Когда-то здесь в толпе неторопливо
Гуляли Чехов, Блок. Всех не сочтёшь.
Сегодня на песке с бутылкой пива
Ведёт весёлую беседу молодёжь.
Меняются века, контекст и лица,
Однако неизменен местный крест:
Прогуливаться в банях Биаррица
Живущим здесь навряд ли надоест.
«Отливы Атлантики…»
Отливы Атлантики.
Прохладный ветер
Рвёт воду на фантики
В закатном свете.
И музыкой баров,
И криками чáек,
И рёвом спорткаров
Вечер встречает.
И жёсткими гребнями,
И мягкими волнами,
И мхом и течениями
Ползёт вероломными,
Чарует, баюкает
То брызгов сапфирами,
То ритмами хрупкими
Король края мира.
Замри… Став напевом,
Дыханием ветра ты,
Рассыпься под небом,
Застынь в зеркалах воды…
И тихо опустится призрачный свет,
И есть ты и тут же как будто и нет…
«Всё тот же песок, и на пене качаются доски…»
Всё тот же песок, и на пене качаются доски,
Всё та же палатка для сёрферов с жёлтой полоской,
И будто бы та же девчонка с длиннющей косой по волнам
Плывёт, рассыпая смешинки и радуясь быстрым гребкам.
Привет, дежавю! словно лет мне не сорок, а тридцать,
Как будто я первый, волнующий раз в Биаррице.

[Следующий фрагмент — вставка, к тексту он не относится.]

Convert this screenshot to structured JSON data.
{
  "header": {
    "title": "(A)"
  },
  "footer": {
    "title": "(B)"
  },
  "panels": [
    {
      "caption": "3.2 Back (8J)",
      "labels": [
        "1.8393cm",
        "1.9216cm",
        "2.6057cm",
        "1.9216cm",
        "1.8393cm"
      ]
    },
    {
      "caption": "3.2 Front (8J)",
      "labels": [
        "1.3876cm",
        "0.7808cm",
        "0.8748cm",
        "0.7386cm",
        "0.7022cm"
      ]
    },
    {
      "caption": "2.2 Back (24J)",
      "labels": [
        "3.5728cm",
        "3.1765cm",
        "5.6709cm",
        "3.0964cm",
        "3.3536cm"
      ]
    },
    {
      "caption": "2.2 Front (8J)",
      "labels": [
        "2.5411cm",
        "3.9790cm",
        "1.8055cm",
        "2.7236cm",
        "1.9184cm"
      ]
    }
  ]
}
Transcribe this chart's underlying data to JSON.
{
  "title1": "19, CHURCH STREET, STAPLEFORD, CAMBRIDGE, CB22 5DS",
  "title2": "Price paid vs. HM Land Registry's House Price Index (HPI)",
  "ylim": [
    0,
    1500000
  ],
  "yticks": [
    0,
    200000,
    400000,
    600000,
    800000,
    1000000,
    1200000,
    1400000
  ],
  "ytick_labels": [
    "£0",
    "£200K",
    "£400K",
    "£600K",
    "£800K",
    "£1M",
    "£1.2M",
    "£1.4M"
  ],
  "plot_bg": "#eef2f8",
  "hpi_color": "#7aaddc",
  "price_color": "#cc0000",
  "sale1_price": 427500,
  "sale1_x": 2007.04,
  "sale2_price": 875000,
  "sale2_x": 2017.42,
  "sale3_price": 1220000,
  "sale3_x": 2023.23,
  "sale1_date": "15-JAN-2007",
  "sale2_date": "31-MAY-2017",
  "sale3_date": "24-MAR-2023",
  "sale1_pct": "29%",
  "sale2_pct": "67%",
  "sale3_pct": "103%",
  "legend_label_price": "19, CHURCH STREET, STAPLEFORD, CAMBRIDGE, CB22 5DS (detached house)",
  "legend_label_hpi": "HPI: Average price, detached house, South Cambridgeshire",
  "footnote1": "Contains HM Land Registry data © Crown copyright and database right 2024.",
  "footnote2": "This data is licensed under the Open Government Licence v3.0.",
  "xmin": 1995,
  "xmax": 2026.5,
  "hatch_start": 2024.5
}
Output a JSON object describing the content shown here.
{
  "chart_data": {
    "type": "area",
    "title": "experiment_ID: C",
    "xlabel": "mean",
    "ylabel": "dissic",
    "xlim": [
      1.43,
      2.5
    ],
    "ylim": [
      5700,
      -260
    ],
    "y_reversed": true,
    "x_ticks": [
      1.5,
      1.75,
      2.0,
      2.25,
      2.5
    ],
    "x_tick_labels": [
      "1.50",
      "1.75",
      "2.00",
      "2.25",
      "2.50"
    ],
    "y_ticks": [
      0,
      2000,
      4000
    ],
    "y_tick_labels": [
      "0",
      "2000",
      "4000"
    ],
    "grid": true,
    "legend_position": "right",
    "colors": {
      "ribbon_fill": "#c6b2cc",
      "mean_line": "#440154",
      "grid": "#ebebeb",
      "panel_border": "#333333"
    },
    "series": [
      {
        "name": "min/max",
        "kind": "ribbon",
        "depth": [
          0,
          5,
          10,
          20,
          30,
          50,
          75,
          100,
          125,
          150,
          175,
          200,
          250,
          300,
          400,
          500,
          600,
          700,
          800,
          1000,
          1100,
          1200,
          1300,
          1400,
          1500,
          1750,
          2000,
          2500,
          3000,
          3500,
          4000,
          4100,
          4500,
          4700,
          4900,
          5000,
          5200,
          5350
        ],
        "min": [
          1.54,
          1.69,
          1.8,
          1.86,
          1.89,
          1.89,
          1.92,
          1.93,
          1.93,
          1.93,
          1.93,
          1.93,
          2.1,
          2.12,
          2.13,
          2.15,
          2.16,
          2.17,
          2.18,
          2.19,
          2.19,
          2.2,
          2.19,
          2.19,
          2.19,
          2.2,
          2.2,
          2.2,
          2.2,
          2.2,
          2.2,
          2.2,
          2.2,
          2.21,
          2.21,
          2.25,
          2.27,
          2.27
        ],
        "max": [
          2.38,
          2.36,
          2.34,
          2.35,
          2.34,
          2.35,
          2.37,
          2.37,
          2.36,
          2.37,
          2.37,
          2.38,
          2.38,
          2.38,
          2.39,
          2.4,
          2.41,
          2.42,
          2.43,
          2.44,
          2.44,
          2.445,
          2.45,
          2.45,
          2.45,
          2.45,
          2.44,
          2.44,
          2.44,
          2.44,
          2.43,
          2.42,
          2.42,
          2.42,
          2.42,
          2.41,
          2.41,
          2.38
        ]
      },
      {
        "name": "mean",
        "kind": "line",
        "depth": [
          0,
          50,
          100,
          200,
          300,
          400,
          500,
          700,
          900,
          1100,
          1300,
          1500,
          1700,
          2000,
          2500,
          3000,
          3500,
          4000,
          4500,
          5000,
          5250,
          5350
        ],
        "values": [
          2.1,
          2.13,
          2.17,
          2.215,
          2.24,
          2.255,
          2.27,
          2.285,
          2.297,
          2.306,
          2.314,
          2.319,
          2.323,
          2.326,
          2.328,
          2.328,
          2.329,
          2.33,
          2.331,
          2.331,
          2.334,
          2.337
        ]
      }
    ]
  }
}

И столько всего ещё в будущем может случиться,
И столько желаний и грёз ещё только планируют сбыться…
Выходит девчонка, упрямя тяжёлую доску за лиш,
И я просыпаюсь: да это не старший, а средний малыш.
А рядом и младшая девочка тянет ручонки к волнам,
Крича от восторга: «И я буду сёрфером, мам!»
И может быть лет через десять, и двадцать, и тридцать,
Я так же зайду навестить этот пляж в Биаррице…
Чтоб так же смотреть на девчонку с тугою косицей,
И солнце в кудряшках волос её будет искриться.